Ele destacou que a comunidade esportiva precisa de uma agência forte e independente para combater o doping, e garantiu que WADA continuará cumprindo este papel.

"Todos entendem que a aliança entre o esporte, os governos e a WADA funciona bem, o movimento olímpico defende a sua manutenção. As coisas que Guardian escreve são uma boa discussão midiática de que nós evoluímos como uma só organização. Para realizar um bom trabalho antidoping com os atletas é necessária uma boa agência responsável e independente. E é exatamente assim que será a WADA" – explicou Reedie.

Ele destacou ainda que a WADA dispõe de provas, e não apenas de indícios, sobre o uso de doping por atletas russos, e que essas provas deverão ser apresentadas no final de outubro através de um relatório completo da comissão independente do advogado canadense Richard McLaren.

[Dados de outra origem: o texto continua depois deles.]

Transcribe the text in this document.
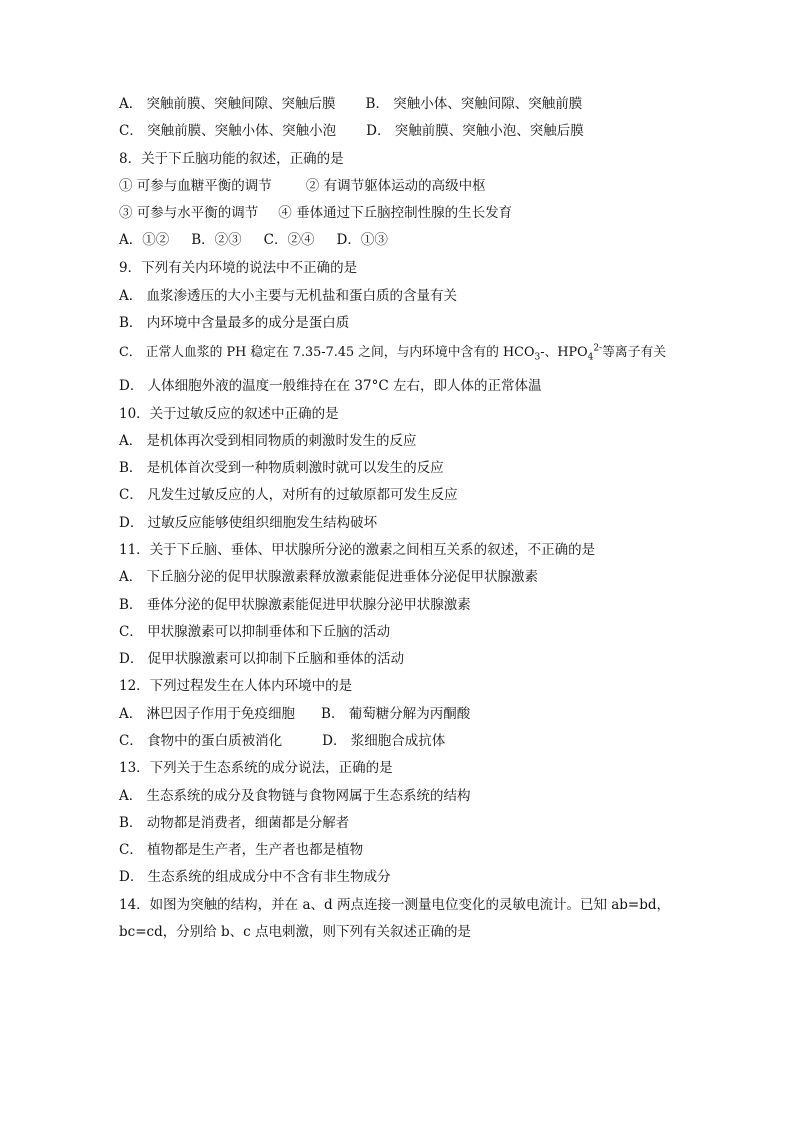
A． 突触前膜、突触间隙、突触后膜 B． 突触小体、突触间隙、突触前膜
C． 突触前膜、突触小体、突触小泡 D． 突触前膜、突触小泡、突触后膜
8．关于下丘脑功能的叙述，正确的是
① 可参与血糖平衡的调节	② 有调节躯体运动的高级中枢
③ 可参与水平衡的调节 ④ 垂体通过下丘脑控制性腺的生长发育
A．①② B．②③ C．②④ D．①③
9．下列有关内环境的说法中不正确的是
A． 血浆渗透压的大小主要与无机盐和蛋白质的含量有关
B． 内环境中含量最多的成分是蛋白质
C． 正常人血浆的 PH 稳定在 7.35-7.45 之间，与内环境中含有的 $HCO_3-$、$HPO_4^{2-}$等离子有关
D． 人体细胞外液的温度一般维持在在 37°C 左右，即人体的正常体温
10．关于过敏反应的叙述中正确的是
A． 是机体再次受到相同物质的刺激时发生的反应
B． 是机体首次受到一种物质刺激时就可以发生的反应
C． 凡发生过敏反应的人，对所有的过敏原都可发生反应
D． 过敏反应能够使组织细胞发生结构破坏
11．关于下丘脑、垂体、甲状腺所分泌的激素之间相互关系的叙述，不正确的是
A． 下丘脑分泌的促甲状腺激素释放激素能促进垂体分泌促甲状腺激素
B． 垂体分泌的促甲状腺激素能促进甲状腺分泌甲状腺激素
C． 甲状腺激素可以抑制垂体和下丘脑的活动
D． 促甲状腺激素可以抑制下丘脑和垂体的活动
12．下列过程发生在人体内环境中的是
A． 淋巴因子作用于免疫细胞 B． 葡萄糖分解为丙酮酸
C． 食物中的蛋白质被消化	D． 浆细胞合成抗体
13．下列关于生态系统的成分说法，正确的是
A． 生态系统的成分及食物链与食物网属于生态系统的结构
B． 动物都是消费者，细菌都是分解者
C． 植物都是生产者，生产者也都是植物
D． 生态系统的组成成分中不含有非生物成分
14．如图为突触的结构，并在 a、d 两点连接一测量电位变化的灵敏电流计。已知 ab=bd，
bc=cd，分别给 b、c 点电刺激，则下列有关叙述正确的是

A WADA recomendou em julho passado ao Comitê Olímpico Internacional (COI) e ao Comitê Paralímpico Internacional (CPI) que ambas as seleções russas fossem afastadas dos Jogos Olímpicos do Rio de Janeiro, depois de conhecer o relatório da comissão independente do advogado canadense Richard McLaren, que havia confirmado as denúncias sobre um extenso programa de doping apoiado pelas autoridades russas.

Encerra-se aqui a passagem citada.